Re: nutch crawl issue
My subject should've been clearer, e.g. it should've read Nutch 1.1 nightly build crawl issue. Also, I did verify that Nutch 1.0 successfully completes crawling the javadoc html file and can be verified with luke-1.0.1 and searched using command line bin/nutch org.apache.nutch.searcher.NutchBean java On Wed, 2010-04-28 at 00:39 -0400, matthew a. grisius wrote: using Nutch nightly build nutch-2010-04-27_04-00-28: I am trying to bin/nutch crawl a single html file generated by javadoc and no links are followed. I verified this with bin/nutch readdb and bin/nutch readlinkdb, and also with luke-1.0.1. Only the single base seed doc specified is processed.

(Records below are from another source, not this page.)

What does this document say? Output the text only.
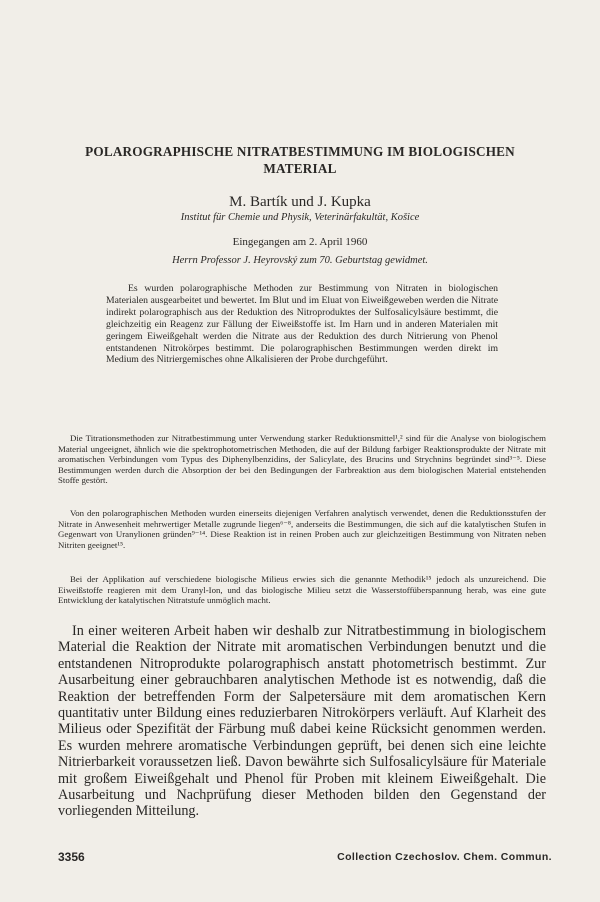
POLAROGRAPHISCHE NITRATBESTIMMUNG IM BIOLOGISCHEN MATERIAL
M. Bartík und J. Kupka
Institut für Chemie und Physik, Veterinärfakultät, Košice
Eingegangen am 2. April 1960
Herrn Professor J. Heyrovský zum 70. Geburtstag gewidmet.
Es wurden polarographische Methoden zur Bestimmung von Nitraten in biologischen Materialen ausgearbeitet und bewertet. Im Blut und im Eluat von Eiweißgeweben werden die Nitrate indirekt polarographisch aus der Reduktion des Nitroproduktes der Sulfosalicylsäure bestimmt, die gleichzeitig ein Reagenz zur Fällung der Eiweißstoffe ist. Im Harn und in anderen Materialen mit geringem Eiweißgehalt werden die Nitrate aus der Reduktion des durch Nitrierung von Phenol entstandenen Nitrokörpes bestimmt. Die polarographischen Bestimmungen werden direkt im Medium des Nitriergemisches ohne Alkalisieren der Probe durchgeführt.
Die Titrationsmethoden zur Nitratbestimmung unter Verwendung starker Reduktionsmittel¹,² sind für die Analyse von biologischem Material ungeeignet, ähnlich wie die spektrophotometrischen Methoden, die auf der Bildung farbiger Reaktionsprodukte der Nitrate mit aromatischen Verbindungen vom Typus des Diphenylbenzidins, der Salicylate, des Brucins und Strychnins begründet sind³⁻⁵. Diese Bestimmungen werden durch die Absorption der bei den Bedingungen der Farbreaktion aus dem biologischen Material entstehenden Stoffe gestört.
Von den polarographischen Methoden wurden einerseits diejenigen Verfahren analytisch verwendet, denen die Reduktionsstufen der Nitrate in Anwesenheit mehrwertiger Metalle zugrunde liegen⁶⁻⁸, anderseits die Bestimmungen, die sich auf die katalytischen Stufen in Gegenwart von Uranylionen gründen⁹⁻¹⁴. Diese Reaktion ist in reinen Proben auch zur gleichzeitigen Bestimmung von Nitraten neben Nitriten geeignet¹⁵.
Bei der Applikation auf verschiedene biologische Milieus erwies sich die genannte Methodik¹⁵ jedoch als unzureichend. Die Eiweißstoffe reagieren mit dem Uranyl-Ion, und das biologische Milieu setzt die Wasserstoffüberspannung herab, was eine gute Entwicklung der katalytischen Nitratstufe unmöglich macht.
In einer weiteren Arbeit haben wir deshalb zur Nitratbestimmung in biologischem Material die Reaktion der Nitrate mit aromatischen Verbindungen benutzt und die entstandenen Nitroprodukte polarographisch anstatt photometrisch bestimmt. Zur Ausarbeitung einer gebrauchbaren analytischen Methode ist es notwendig, daß die Reaktion der betreffenden Form der Salpetersäure mit dem aromatischen Kern quantitativ unter Bildung eines reduzierbaren Nitrokörpers verläuft. Auf Klarheit des Milieus oder Spezifität der Färbung muß dabei keine Rücksicht genommen werden. Es wurden mehrere aromatische Verbindungen geprüft, bei denen sich eine leichte Nitrierbarkeit voraussetzen ließ. Davon bewährte sich Sulfosalicylsäure für Materiale mit großem Eiweißgehalt und Phenol für Proben mit kleinem Eiweißgehalt. Die Ausarbeitung und Nachprüfung dieser Methoden bilden den Gegenstand der vorliegenden Mitteilung.
3356	Collection Czechoslov. Chem. Commun.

I searched and reviewed the nutch-user archive and tried several different settings but none of the settings appear to have any effect. I then downloaded maven-2.2.1 so that I could mvn install tika and produce tika-app-0.7.jar to command line extract information about the html javadoc file. I am not familiar w/ tika but the command line version doesn't return any metadata, e.g. no 'src=' links from the html 'frame' tags. Perhaps I'm using it incorrectly, and I am not sure how nutch uses tika and maybe it's not related . . . Has anyone crawled javadoc files or have any suggestions? Thanks. -m.